The inherent unfairness of the most effective and powerful storytelling medium being monopolized by people and entities that have no other qualification than deep pockets. It’s despicable to allow such power to be so dramatically financially inaccessible. I don’t want to live in a world where I’m bombarded with video produced only by the wealthy. I want to make sure we turn video into a communication medium that can also be used by the little guy that has deep love and respect for his craft, just as effectively (but maybe not at the same degree of reach) as Big Business.

What is your definition of a successful entrepreneur?

Success as an entrepreneur to me is doing something awesome for lots of people. Touching the lives of many, creating massive value at scale, that’s what I’m reaching for. If I do that well, I’ll reap both intrinsic and material rewards.

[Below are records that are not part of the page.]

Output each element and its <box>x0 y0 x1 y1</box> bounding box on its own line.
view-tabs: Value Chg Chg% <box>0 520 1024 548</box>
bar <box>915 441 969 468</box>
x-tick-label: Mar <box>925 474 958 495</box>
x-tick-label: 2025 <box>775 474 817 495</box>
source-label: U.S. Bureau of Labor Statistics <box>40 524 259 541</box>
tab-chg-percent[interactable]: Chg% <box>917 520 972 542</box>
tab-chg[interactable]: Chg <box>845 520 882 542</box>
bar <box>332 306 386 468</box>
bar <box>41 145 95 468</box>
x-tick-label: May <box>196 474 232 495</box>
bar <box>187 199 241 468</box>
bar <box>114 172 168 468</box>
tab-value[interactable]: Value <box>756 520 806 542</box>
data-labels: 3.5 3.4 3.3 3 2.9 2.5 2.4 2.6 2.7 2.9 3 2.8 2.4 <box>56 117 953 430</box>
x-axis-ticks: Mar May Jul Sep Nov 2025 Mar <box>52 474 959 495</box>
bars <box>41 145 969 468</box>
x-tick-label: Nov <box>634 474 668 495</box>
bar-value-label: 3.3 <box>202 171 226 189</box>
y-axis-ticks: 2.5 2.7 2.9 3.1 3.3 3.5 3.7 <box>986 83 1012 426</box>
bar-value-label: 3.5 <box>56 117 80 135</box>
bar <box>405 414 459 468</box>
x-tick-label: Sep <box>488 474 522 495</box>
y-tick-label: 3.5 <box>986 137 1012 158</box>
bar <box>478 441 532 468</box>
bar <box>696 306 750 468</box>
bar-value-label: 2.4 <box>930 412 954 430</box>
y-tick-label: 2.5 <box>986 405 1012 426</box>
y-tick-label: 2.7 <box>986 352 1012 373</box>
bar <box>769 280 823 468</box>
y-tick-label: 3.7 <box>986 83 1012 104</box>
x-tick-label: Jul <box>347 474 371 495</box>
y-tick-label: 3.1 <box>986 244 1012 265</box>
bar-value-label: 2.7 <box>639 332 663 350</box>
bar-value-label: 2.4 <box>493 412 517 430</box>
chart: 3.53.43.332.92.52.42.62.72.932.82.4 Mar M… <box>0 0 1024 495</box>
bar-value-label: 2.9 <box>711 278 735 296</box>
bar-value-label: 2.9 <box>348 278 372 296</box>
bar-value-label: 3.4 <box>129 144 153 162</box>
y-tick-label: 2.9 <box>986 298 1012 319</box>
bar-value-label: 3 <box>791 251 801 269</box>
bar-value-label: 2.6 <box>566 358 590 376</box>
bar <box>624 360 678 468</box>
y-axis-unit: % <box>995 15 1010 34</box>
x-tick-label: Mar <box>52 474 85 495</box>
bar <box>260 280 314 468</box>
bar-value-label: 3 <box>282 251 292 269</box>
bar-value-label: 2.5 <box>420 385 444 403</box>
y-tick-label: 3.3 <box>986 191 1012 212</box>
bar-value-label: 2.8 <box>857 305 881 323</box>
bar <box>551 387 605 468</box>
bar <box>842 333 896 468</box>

How do you approach fundraising? 

We focused exclusively on angel investors who have achieved success as entrepreneurs in their lives. Having great angels on board comes with a slew of benefits. We’re also happy to have institutional investors like 500 Startups, NHN Investment, Posco Capital and Strong Ventures on board.

Do you have a mission and/or mantra?

We started Shakr with the idea that we would “Reimagine everything.” Eventually, that evolved to “Great Video for Everyone.” The idea is that video is the most effective and powerful storytelling medium, however the high upfront cost of traditional video creation made it accessible to the wealthy. Shakr is leveling the playing field, and giving the little guy access to producing high production value video.

Can you tell me about an experience where, at the time, it felt like a failure but looking back on it you can see how it was a positive learning experience or led you to success?

Nope. Can’t keep me down. Never could. Really, I can’t reframe any of my experiences in a way that didn’t lead to a positive learning experience. It comes down to this: If you’re not winning, you’ve already lost. So every loss is just a step towards winning – so those losses are not even losses to begin with.


Do you have a mentor yourself? If so, how did you find them and get them to help? How has working with a mentor affected you and your work?

My co-founders DJ, Minku, Simon. They all found me – while working together, they just naturally grew into incredibly important advisors to me. I learn from them every single day. They have helped me think bigger, think fairer, and think through the challenges we run into every day.

Can you talk a bit about what your relationship is like with the tech industry? 

I try not to get involved. I don’t even think there is a “tech industry.” I’m in the business of enabling video professionals to enable normal folk to make lots of great video. Technology is just what we use to make that possible.

Can you recommend one or more entrepreneurs in your region who are doing great work?

Joonhee Ahn, founder of www.Tosq.tv and former CEO of Handstudio. With Tosq.tv, he made a way to curate YouTube at massive scale.

What challenges do you have to deal with, and how do you overcome these challenges?

I think entrepreneurs all have a view in their minds, in their souls, of a world that’s at least a little bit better. Most of them run out of steam, run out of money, run out of air to breath before they can persuade others to help them make that better world a reality. Like all entrepreneurs, I’m frightfully overmatched by the inertia of the world. My challenge is to express the right words, the right intentions, all at the right times and to the right people, and if not the right words, times and people, something close enough to right. If I’m doing that at least well enough, but ideally far better than well enough, I’ll have great people around me to help drive us to and beyond where we’re going.


What’s the greatest memory of building you company? What was the hardest day and why?

The greatest memory was about two months ago, when one of my co-founders led our first town hall meeting. We originally had weekly all-hands meetings but they lost meaning. My co-founder Minku led the reimagination of what our company meetings should be, and I was incredibly proud to see everyone come together under his leadership. Since then, we’ve had engaging town hall meetings where progress is shared, paths are clarified, obstacles are overcome.

The hardest day was when I turned down a hundred thousand dollar check when we were days away from pay day, with close to zero dollars in the bank. (Every one still got paid on time.) I’ll leave the why to another day, off the record. 🙂

What is your long term vision for the company?

We’re in this to make great video creation accessible to everyone. The current situation only makes sense to big companies, who were the only ones that could afford to produce high production value video before Shakr. That ends now.